複式簿記を利用した「家庭用会計ソフト」
私が15年前に開発した「家庭決算書」(http://www.kateikessan.co.jp/)は、企業会計で用いられている複式簿記を採用しています。家庭決算書の最大の特徴は、企業会計でいう「貸借対照表(バランスシート)」が自動生成される仕組みにあると思います。家庭決算書ではそれを「財産対照表」と名づけています。
家計簿をつけている方の多くが、預貯金や有価証券投資など資産の残高状況を「資産表」などの別表で管理していると思います。しかし、資産表の残高を正確に把握しようと思えば、取引の都度、手入力で残高を変更する必要があります。なぜなら単式簿記の家計簿は日々の支出の記帳と資産表との間に連動性がないからです。それはかなり手間のかかる作業なので、資産表をつけている方も、年1回とか半年に1回とか、周期的に見直して残高を確認しているにすぎないのではないでしょうか。
家庭決算書では、日々の取引を入力すると、収支(より正確には消費損益)を管理できる「消費損益計算書」と、資産や負債、財産の状況を管理できる「財産対照表」が自動で連動して生成されます。これは家庭決算書が企業会計で用いられている複式簿記をベースに開発しているから可能になったことです。
住宅ローンや教育ローンなどの負債を抱えその残高が毎月変わる人、有価証券投資など資産運用を行っていて運用残高やその時価評価額が毎月変わる人など、家計の財産状況が毎月変動する人が、その状況をいつでも正確に、一元的に管理するツールとして開発したのです。
家計にも「バランスシート」が必要だ
私が家庭決算書を開発するきっかけとなった出来事があります。
あるビジネスマンの方からこんな相談を受けました。
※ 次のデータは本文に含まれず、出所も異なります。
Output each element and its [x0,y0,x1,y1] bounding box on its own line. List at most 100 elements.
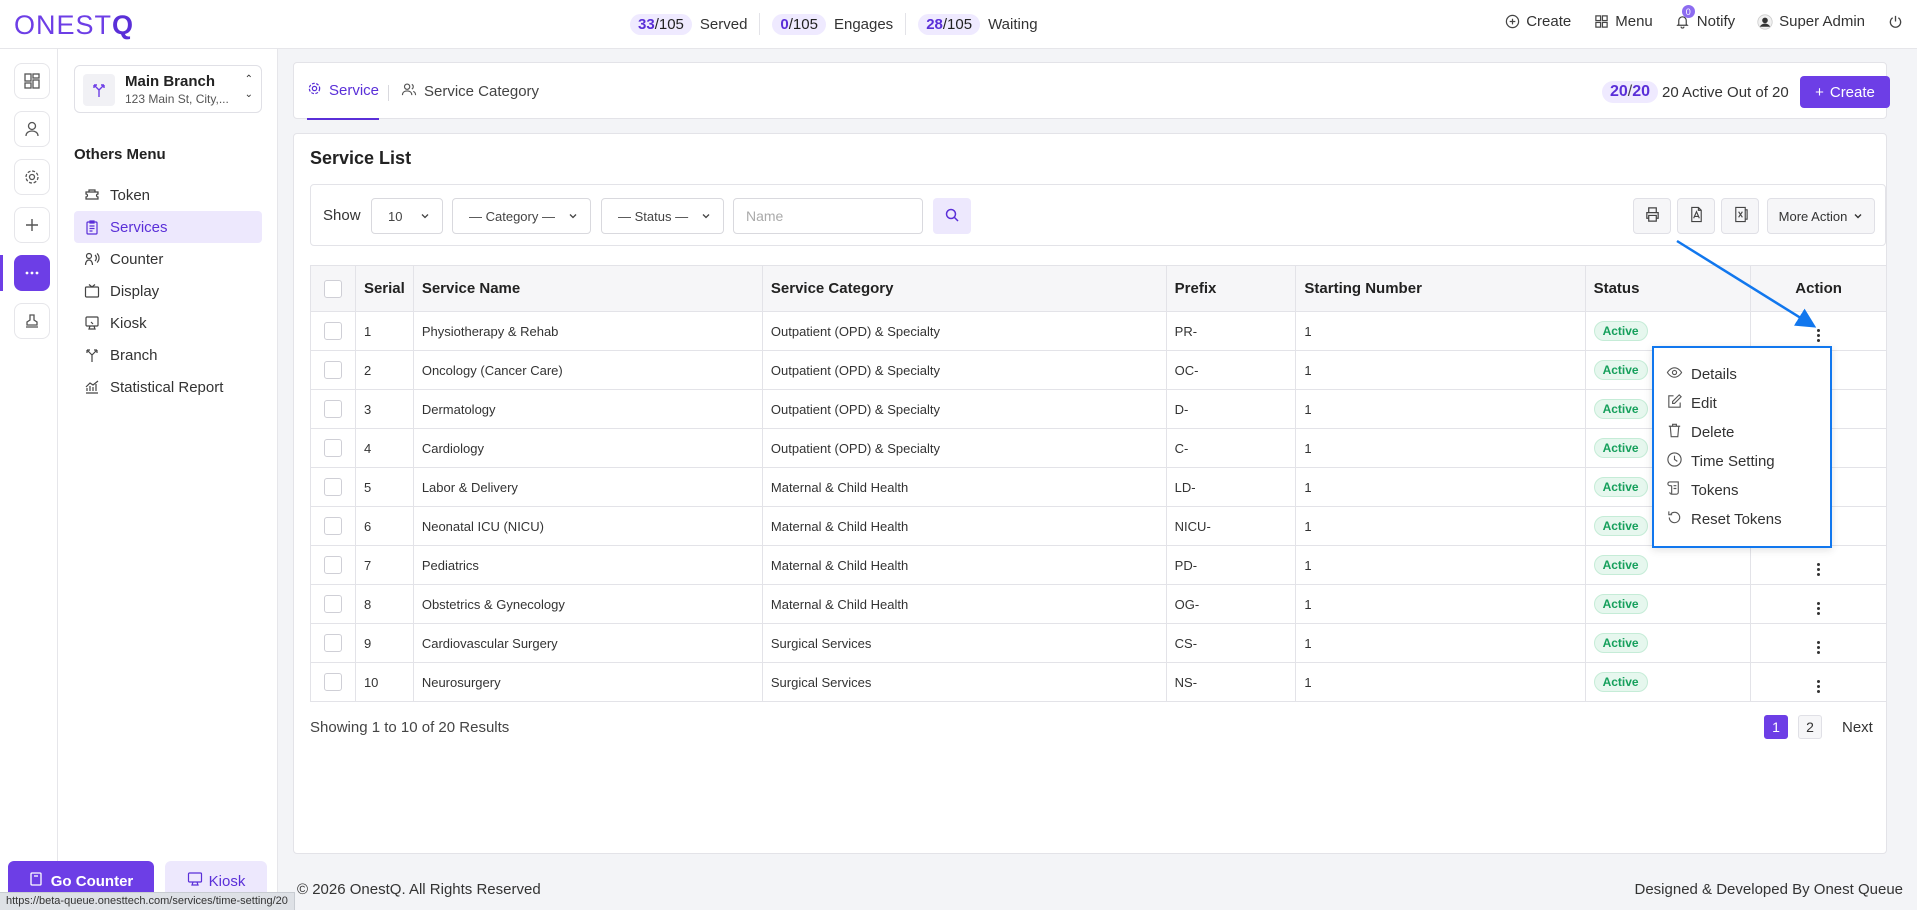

お子さんが大学に進学されたので、預金を取り崩して入学金等に充てた。これから学費もかかるし、下の子も大学受験を控えている。このままだと老後のために蓄えてきた預貯金が底をつき、定年退職後の生活に支障をきたすのではないかと不安に思っている、というものでした。
私は「ところで、住宅ローンの残高はいくら残っているのですか」と質問しました。ご自宅を売却して教育費や老後資金に充てるという選択肢も視野に入れておくべきだと考えたからです。すると、「いやー、毎月の支払額は知っているけど、ローン残高までは……」との返答でした。
私は愕然としました。
大学進学という比較的予測や計画がしやすいライフイベントだけでなく、けがや病気で収入の道が途絶えた、勤めていた会社が倒産した、リストラに遭遇した、そんな最悪の事態に陥ったとき家計はどうなるのか。家もクルマも貴金属も、ともかく売却可能な資産をすべて売り払い、その中から借金を全額返済したとき手元にいくらお金が残るのか、つまり資産から負債を引いた財産がどれくらいあるのか、その会計情報を把握しないで家庭経営の舵取りをすることはできないはずです。
会社経営を思い浮かべれば当然のことです。財務諸表なしに、経営者は正しい意思決定を下すことはできません。財務状況を大雑把にでも把握していない経営者がいるとしたら、その人は経営者失格といわざるをえません。
しかし、私が愕然としたのは、相談者が住宅ローンの残高を知らなかったからではありません。相談者が特別な人ではないこと、特別どころか、一般的、標準的な人なのだと気づかされて愕然としたのです。思えば当たり前のことです。日本には複式簿記で家計を管理する手法もツールも存在していなかったのですから、家計にバランスシートが存在するはずがありません。それが家庭決算書を開発したきっかけでした。